İBB Başkan Adayı Selim Kotil, tiyatro oyununda rol alacak!
Seçim şarkısının sözlerini kendisi yazan, hem şair, hem tiyatrocu bir başkan adayı...
İstanbul Büyükşehir Belediye Başkan Adayı, prova yapıyor ve tiyatro sahnesinde seyirci ile buluşacak. 28 Mart’ta, hem de seçime günler kala sahneye çıkacak. O, seçim şarkısının sözlerini kendisi yazan, hem şair, hem tiyatrocu bir başkan adayı. BTP İstanbul Büyükşehir Belediye Başkan Adayı Selim Kotil, yerel seçimlere günler kala beni seçim bürosuna davet etti ve sanata, sanatçıya ve İstanbul’a olan kültür ve sanat projelerini anlattı.
Tiyatro severler hangi oyunda sizi izleyecek?
28 Mart Perşembe günü ‘Ah Süreyya’ oyununda misafir oyuncuyum. Seçim öncesinde provaya katılacağım ve misafir oyuncu olarak rol alacağım.
Daha önce tiyatroda oynadınız mı?
Ben yıllarca tiyatroda oynadım. Tiyatro benden utangaçlığımı kaldırdı, tiyatro benden insanlarla iletişim kurmamı sağladı.
Tiyatro ile ilgili projeleriniz neler?
Onur Bey, belediye her ilçede tiyatro alanları açacak sonra bu alanları özel tiyatro ile uğraşan tiyatrocularımıza hizmet olarak verecek ve belli bir kısım biletini belediye garanti edecek, ben alıyorum diyecek.
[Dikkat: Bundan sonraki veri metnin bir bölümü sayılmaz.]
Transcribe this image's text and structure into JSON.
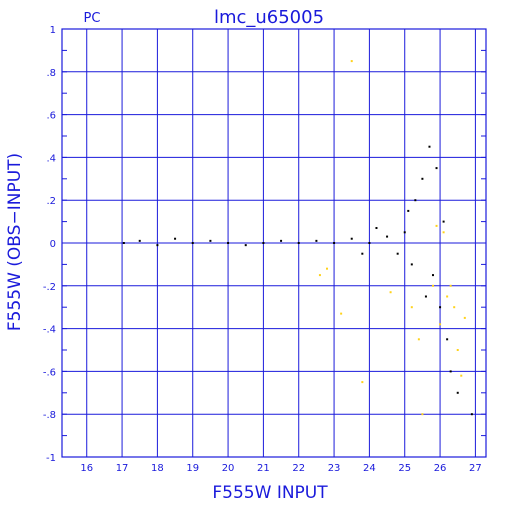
{
  "chart_data": {
    "type": "scatter",
    "title": "lmc_u65005",
    "corner_label": "PC",
    "xlabel": "F555W INPUT",
    "ylabel": "F555W (OBS−INPUT)",
    "xlim": [
      15.3,
      27.3
    ],
    "ylim": [
      -1,
      1
    ],
    "x_ticks": [
      16,
      17,
      18,
      19,
      20,
      21,
      22,
      23,
      24,
      25,
      26,
      27
    ],
    "y_ticks": [
      -1,
      -0.8,
      -0.6,
      -0.4,
      -0.2,
      0,
      0.2,
      0.4,
      0.6,
      0.8,
      1
    ],
    "grid": true,
    "colors": {
      "axis": "#1a1adb",
      "grid": "#1a1adb",
      "points": "#000000",
      "highlight": "#ffd21a"
    },
    "series": [
      {
        "points": [
          [
            17.05,
            0.0
          ],
          [
            17.5,
            0.01
          ],
          [
            18.0,
            -0.01
          ],
          [
            18.5,
            0.02
          ],
          [
            19.0,
            0.0
          ],
          [
            19.5,
            0.01
          ],
          [
            20.0,
            0.0
          ],
          [
            20.5,
            -0.01
          ],
          [
            21.0,
            0.0
          ],
          [
            21.5,
            0.01
          ],
          [
            22.0,
            0.0
          ],
          [
            22.5,
            0.01
          ],
          [
            23.0,
            0.0
          ],
          [
            23.5,
            0.02
          ],
          [
            24.0,
            0.0
          ],
          [
            24.5,
            0.03
          ],
          [
            25.0,
            0.05
          ],
          [
            25.3,
            0.2
          ],
          [
            25.5,
            0.3
          ],
          [
            25.7,
            0.45
          ],
          [
            25.9,
            0.35
          ],
          [
            25.2,
            -0.1
          ],
          [
            25.6,
            -0.25
          ],
          [
            26.0,
            -0.3
          ],
          [
            26.2,
            -0.45
          ],
          [
            26.3,
            -0.6
          ],
          [
            26.5,
            -0.7
          ],
          [
            26.9,
            -0.8
          ],
          [
            24.8,
            -0.05
          ],
          [
            23.8,
            -0.05
          ],
          [
            25.1,
            0.15
          ],
          [
            26.1,
            0.1
          ],
          [
            25.8,
            -0.15
          ],
          [
            24.2,
            0.07
          ]
        ]
      },
      {
        "points": [
          [
            23.5,
            0.85
          ],
          [
            22.6,
            -0.15
          ],
          [
            22.8,
            -0.12
          ],
          [
            23.2,
            -0.33
          ],
          [
            23.8,
            -0.65
          ],
          [
            24.6,
            -0.23
          ],
          [
            25.2,
            -0.3
          ],
          [
            25.4,
            -0.45
          ],
          [
            25.5,
            -0.8
          ],
          [
            25.8,
            -0.2
          ],
          [
            26.0,
            -0.38
          ],
          [
            26.2,
            -0.25
          ],
          [
            26.3,
            -0.2
          ],
          [
            26.5,
            -0.5
          ],
          [
            26.6,
            -0.62
          ],
          [
            26.7,
            -0.35
          ],
          [
            26.4,
            -0.3
          ],
          [
            25.9,
            0.08
          ],
          [
            26.1,
            0.05
          ]
        ]
      }
    ]
  }
}
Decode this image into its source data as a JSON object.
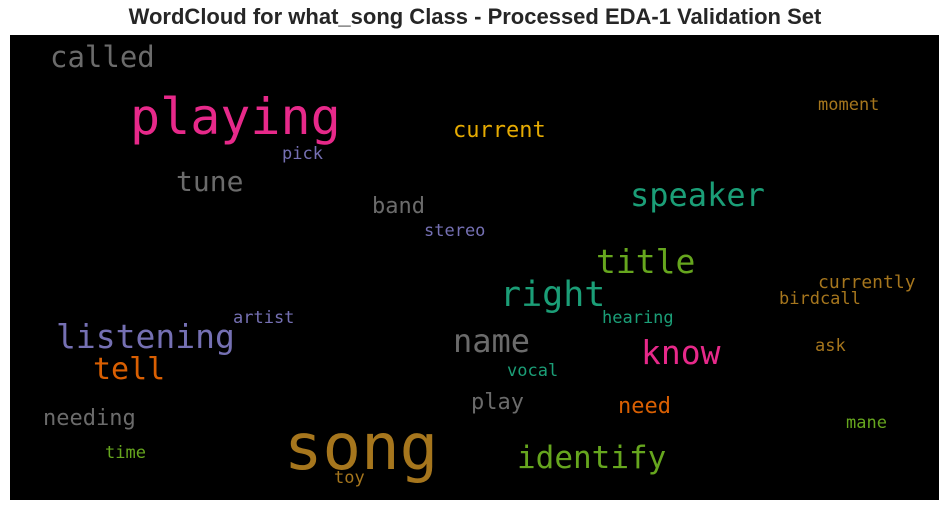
{
  "title": "WordCloud for what_song Class - Processed EDA-1 Validation Set",
  "colors": {
    "gray": "#6b6b6b",
    "pink": "#e7298a",
    "teal": "#1b9e77",
    "green": "#66a61e",
    "gold": "#a6761d",
    "amber": "#e6ab02",
    "orange": "#d95f02",
    "purple": "#7570b3"
  },
  "words": {
    "song": "song",
    "playing": "playing",
    "speaker": "speaker",
    "called": "called",
    "tune": "tune",
    "current": "current",
    "pick": "pick",
    "moment": "moment",
    "band": "band",
    "stereo": "stereo",
    "birdcall": "birdcall",
    "title": "title",
    "right": "right",
    "listening": "listening",
    "tell": "tell",
    "artist": "artist",
    "name": "name",
    "know": "know",
    "hearing": "hearing",
    "currently": "currently",
    "ask": "ask",
    "vocal": "vocal",
    "needing": "needing",
    "play": "play",
    "need": "need",
    "identify": "identify",
    "mane": "mane",
    "time": "time",
    "toy": "toy"
  }
}
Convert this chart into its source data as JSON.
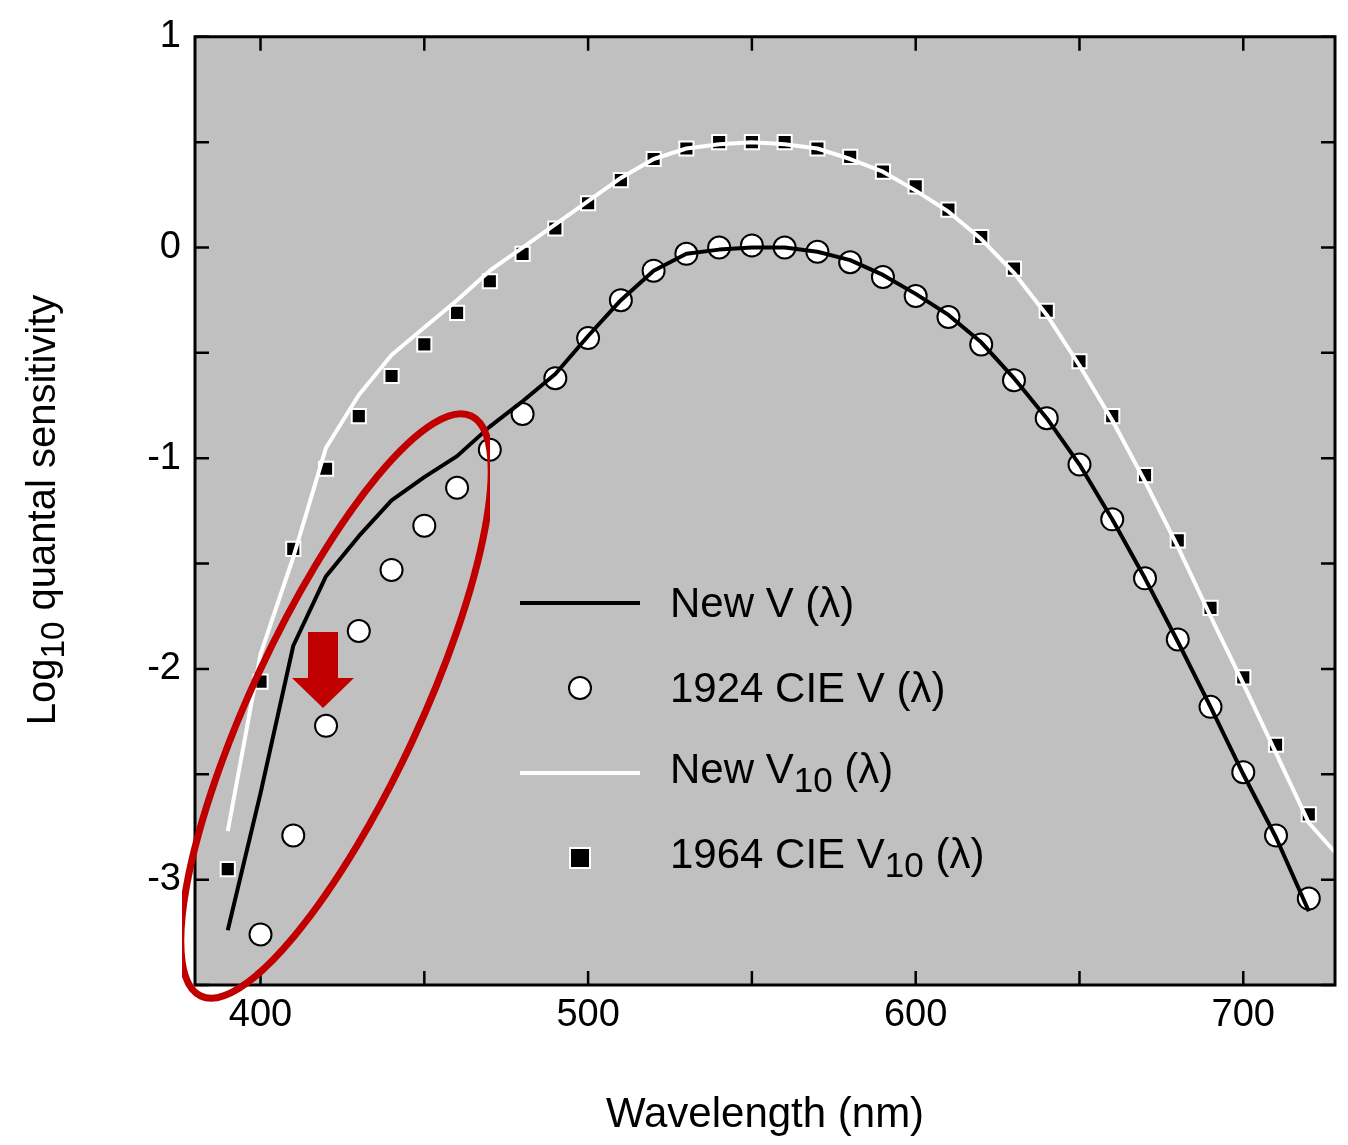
{
  "chart_data": {
    "type": "line",
    "xlabel": "Wavelength (nm)",
    "ylabel": "Log$_{10}$ quantal sensitivity",
    "xlim": [
      380,
      728
    ],
    "ylim": [
      -3.5,
      1
    ],
    "xticks": [
      400,
      {
        "value": 450,
        "label": null
      },
      500,
      {
        "value": 550,
        "label": null
      },
      600,
      {
        "value": 650,
        "label": null
      },
      700
    ],
    "yticks": [
      {
        "value": -3.5,
        "label": null
      },
      -3,
      {
        "value": -2.5,
        "label": null
      },
      -2,
      {
        "value": -1.5,
        "label": null
      },
      -1,
      {
        "value": -0.5,
        "label": null
      },
      0,
      {
        "value": 0.5,
        "label": null
      },
      1
    ],
    "grid": false,
    "legend": "right",
    "series": [
      {
        "name": "New V (λ)",
        "type": "line",
        "marker": "none",
        "color": "#000000",
        "x": [
          390,
          400,
          410,
          420,
          430,
          440,
          450,
          460,
          470,
          480,
          490,
          500,
          510,
          520,
          530,
          540,
          550,
          560,
          570,
          580,
          590,
          600,
          610,
          620,
          630,
          640,
          650,
          660,
          670,
          680,
          690,
          700,
          710,
          720
        ],
        "values": [
          -3.24,
          -2.59,
          -1.89,
          -1.56,
          -1.37,
          -1.2,
          -1.09,
          -0.99,
          -0.85,
          -0.73,
          -0.6,
          -0.42,
          -0.25,
          -0.11,
          -0.03,
          -0.01,
          0,
          0,
          -0.02,
          -0.06,
          -0.13,
          -0.22,
          -0.32,
          -0.45,
          -0.62,
          -0.81,
          -1.03,
          -1.29,
          -1.57,
          -1.87,
          -2.18,
          -2.5,
          -2.8,
          -3.15
        ]
      },
      {
        "name": "1924 CIE V (λ)",
        "type": "scatter",
        "marker": "circle",
        "color": "#ffffff",
        "x": [
          400,
          410,
          420,
          430,
          440,
          450,
          460,
          470,
          480,
          490,
          500,
          510,
          520,
          530,
          540,
          550,
          560,
          570,
          580,
          590,
          600,
          610,
          620,
          630,
          640,
          650,
          660,
          670,
          680,
          690,
          700,
          710,
          720
        ],
        "values": [
          -3.26,
          -2.79,
          -2.27,
          -1.82,
          -1.53,
          -1.32,
          -1.14,
          -0.96,
          -0.79,
          -0.62,
          -0.43,
          -0.25,
          -0.11,
          -0.03,
          0,
          0.01,
          0,
          -0.02,
          -0.07,
          -0.14,
          -0.23,
          -0.33,
          -0.46,
          -0.63,
          -0.81,
          -1.03,
          -1.29,
          -1.57,
          -1.86,
          -2.18,
          -2.49,
          -2.79,
          -3.09
        ]
      },
      {
        "name": "New V$_{10}$ (λ)",
        "type": "line",
        "marker": "none",
        "color": "#ffffff",
        "x": [
          390,
          400,
          410,
          420,
          430,
          440,
          450,
          460,
          470,
          480,
          490,
          500,
          510,
          520,
          530,
          540,
          550,
          560,
          570,
          580,
          590,
          600,
          610,
          620,
          630,
          640,
          650,
          660,
          670,
          680,
          690,
          700,
          710,
          720,
          728
        ],
        "values": [
          -2.77,
          -1.93,
          -1.47,
          -0.95,
          -0.7,
          -0.51,
          -0.38,
          -0.25,
          -0.11,
          0,
          0.11,
          0.22,
          0.33,
          0.42,
          0.47,
          0.49,
          0.5,
          0.49,
          0.47,
          0.42,
          0.36,
          0.27,
          0.17,
          0.04,
          -0.12,
          -0.32,
          -0.56,
          -0.82,
          -1.11,
          -1.42,
          -1.75,
          -2.07,
          -2.4,
          -2.73,
          -2.87
        ]
      },
      {
        "name": "1964 CIE V$_{10}$ (λ)",
        "type": "scatter",
        "marker": "square",
        "color": "#000000",
        "x": [
          390,
          400,
          410,
          420,
          430,
          440,
          450,
          460,
          470,
          480,
          490,
          500,
          510,
          520,
          530,
          540,
          550,
          560,
          570,
          580,
          590,
          600,
          610,
          620,
          630,
          640,
          650,
          660,
          670,
          680,
          690,
          700,
          710,
          720
        ],
        "values": [
          -2.95,
          -2.06,
          -1.43,
          -1.05,
          -0.8,
          -0.61,
          -0.46,
          -0.31,
          -0.16,
          -0.03,
          0.09,
          0.21,
          0.32,
          0.42,
          0.47,
          0.5,
          0.5,
          0.5,
          0.47,
          0.43,
          0.36,
          0.29,
          0.18,
          0.05,
          -0.1,
          -0.3,
          -0.54,
          -0.8,
          -1.08,
          -1.39,
          -1.71,
          -2.04,
          -2.36,
          -2.69
        ]
      }
    ]
  }
}
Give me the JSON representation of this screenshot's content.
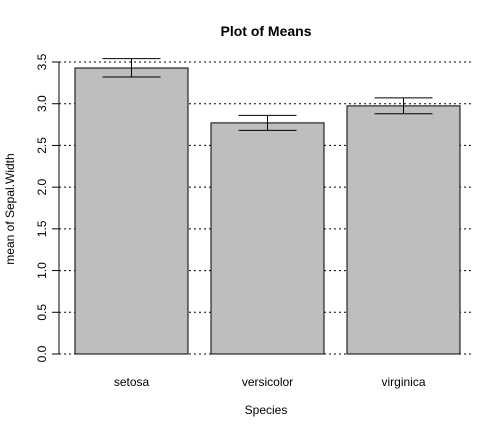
{
  "chart_data": {
    "type": "bar",
    "title": "Plot of Means",
    "xlabel": "Species",
    "ylabel": "mean of Sepal.Width",
    "categories": [
      "setosa",
      "versicolor",
      "virginica"
    ],
    "values": [
      3.428,
      2.77,
      2.974
    ],
    "error_low": [
      3.32,
      2.68,
      2.88
    ],
    "error_high": [
      3.54,
      2.86,
      3.07
    ],
    "ylim": [
      0,
      3.5
    ],
    "yticks": [
      "0.0",
      "0.5",
      "1.0",
      "1.5",
      "2.0",
      "2.5",
      "3.0",
      "3.5"
    ],
    "grid": true,
    "bar_color": "#bebebe"
  }
}
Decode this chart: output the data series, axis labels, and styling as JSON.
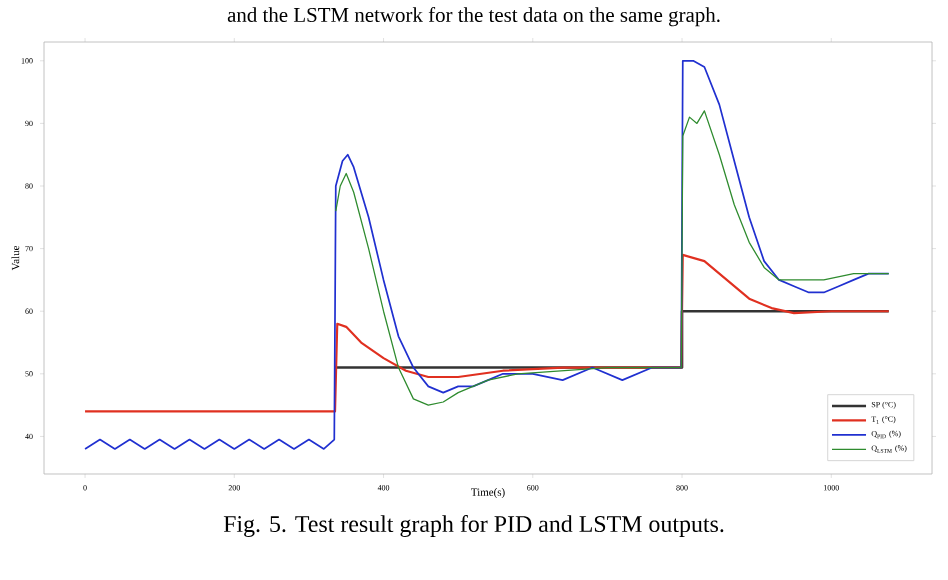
{
  "chart_data": {
    "type": "line",
    "xlabel": "Time(s)",
    "ylabel": "Value",
    "xlim": [
      -55,
      1135
    ],
    "ylim": [
      34,
      103
    ],
    "xticks": [
      0,
      200,
      400,
      600,
      800,
      1000
    ],
    "yticks": [
      40,
      50,
      60,
      70,
      80,
      90,
      100
    ],
    "grid": false,
    "legend": "bottom right",
    "annotations": [
      "and the LSTM network for the test data on the same graph.",
      "Fig. 5. Test result graph for PID and LSTM outputs."
    ],
    "series": [
      {
        "name": "SP (°C)",
        "color": "#333333",
        "x": [
          335,
          800,
          800,
          1077
        ],
        "values": [
          51,
          51,
          60,
          60
        ]
      },
      {
        "name": "T$_{1}$ (°C)",
        "color": "#e03020",
        "x": [
          0,
          335,
          338,
          350,
          370,
          400,
          430,
          460,
          500,
          560,
          640,
          799,
          801,
          830,
          860,
          890,
          920,
          950,
          1000,
          1077
        ],
        "values": [
          44,
          44,
          58,
          57.5,
          55,
          52.5,
          50.5,
          49.5,
          49.5,
          50.5,
          51,
          51,
          69,
          68,
          65,
          62,
          60.5,
          59.7,
          60,
          60
        ]
      },
      {
        "name": "Q$_{PID}$ (%)",
        "color": "#2030d0",
        "x": [
          0,
          20,
          40,
          60,
          80,
          100,
          120,
          140,
          160,
          180,
          200,
          220,
          240,
          260,
          280,
          300,
          320,
          334,
          336,
          345,
          352,
          360,
          380,
          400,
          420,
          440,
          460,
          480,
          500,
          520,
          540,
          560,
          600,
          640,
          680,
          720,
          760,
          799,
          801,
          815,
          830,
          850,
          870,
          890,
          910,
          930,
          950,
          970,
          990,
          1010,
          1030,
          1050,
          1077
        ],
        "values": [
          38,
          39.5,
          38,
          39.5,
          38,
          39.5,
          38,
          39.5,
          38,
          39.5,
          38,
          39.5,
          38,
          39.5,
          38,
          39.5,
          38,
          39.5,
          80,
          84,
          85,
          83,
          75,
          65,
          56,
          51,
          48,
          47,
          48,
          48,
          49,
          50,
          50,
          49,
          51,
          49,
          51,
          51,
          100,
          100,
          99,
          93,
          84,
          75,
          68,
          65,
          64,
          63,
          63,
          64,
          65,
          66,
          66
        ]
      },
      {
        "name": "Q$_{LSTM}$ (%)",
        "color": "#2e8b2e",
        "x": [
          336,
          342,
          350,
          360,
          380,
          400,
          420,
          440,
          460,
          480,
          500,
          540,
          580,
          700,
          799,
          801,
          810,
          820,
          830,
          850,
          870,
          890,
          910,
          930,
          950,
          990,
          1030,
          1077
        ],
        "values": [
          76,
          80,
          82,
          79,
          70,
          60,
          51,
          46,
          45,
          45.5,
          47,
          49,
          50,
          51,
          51,
          88,
          91,
          90,
          92,
          85,
          77,
          71,
          67,
          65,
          65,
          65,
          66,
          66
        ]
      }
    ]
  }
}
Yani onların yaşayacakları, hayatta kalacakları, en azından temel ihtiyaçlarını karşılayacakları kadar maddi desteği verecek, aldığı o biletleri o yöredeki liselere, öğrencilere bedava dağıtacak ve gidip tiyatro izleyin diyecek. Belediyenin tiyatroyu kendi kontrol altına alması doğru değil. O zaman işin içine siyaset giriyor, o zaman işin içine ideoloji giriyor. Bize düşen vazife kamu bu hizmeti sunacak, isteyen özgürce istediği anlayışı orada sergileyecek ve kimseyi ötekileştirmeden.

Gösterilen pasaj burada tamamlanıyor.